In Matter of Zaiac, 279 N.Y. 545, 554 (1939), the petitioner unsuccessfully sought to appeal from a denial of the probate of a nuncupative or oral will made by a soldier in actual military service. The court found that since the petitioner would take under a letter from the decedent to his sister that was probated “just what she would take under the other [oral] will. She could not appeal from a decision in her favor—she was not aggrieved.”

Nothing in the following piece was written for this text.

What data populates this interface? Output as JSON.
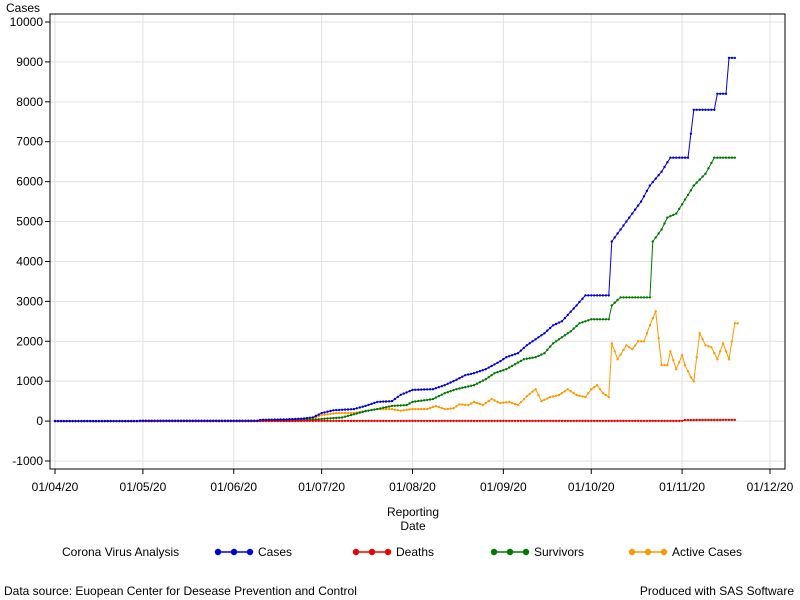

Finally, a question remains whether in cases where the prevailing party is not aggrieved by the order or judgment and may not appeal or cross appeal from it, may that party “nonetheless seek review of an adverse holding rendered below, on the appeal from the final judgment or order brought by the losing party.” Parochial Bus Systems, 60 N.Y.2d at 545. The Court of Appeals answered this question “Yes,” pointing to the broad scope of review under CPLR 5501[a](1) of any interlocutory order or judgment that was “adverse to the respondent” and which “if reversed, would entitle the respondent to prevail in whole or in part on [the] appeal.” The court concluded that this rule “permits a respondent to obtain review of a determination incorrectly rendered below where, otherwise, he might suffer a reversal of the final judgment or order upon some other ground. Hence, the successful party, who is not aggrieved by the judgment or order appealed from and who, therefore, has no right to bring an appeal, is entitled to raise an error made below, for review by the appellate court, as long as that error has been properly preserved and would, if corrected, support a judgment in his favor.” Id., 60 N.Y.2d at 545-46 (emphasis added).

Thomas R. Newman is of counsel to Duane Morris and author of “New York Appellate Practice” (Matthew Bender). Steven J. Ahmuty Jr. is a partner at Shaub, Ahmuty, Citrin & Spratt.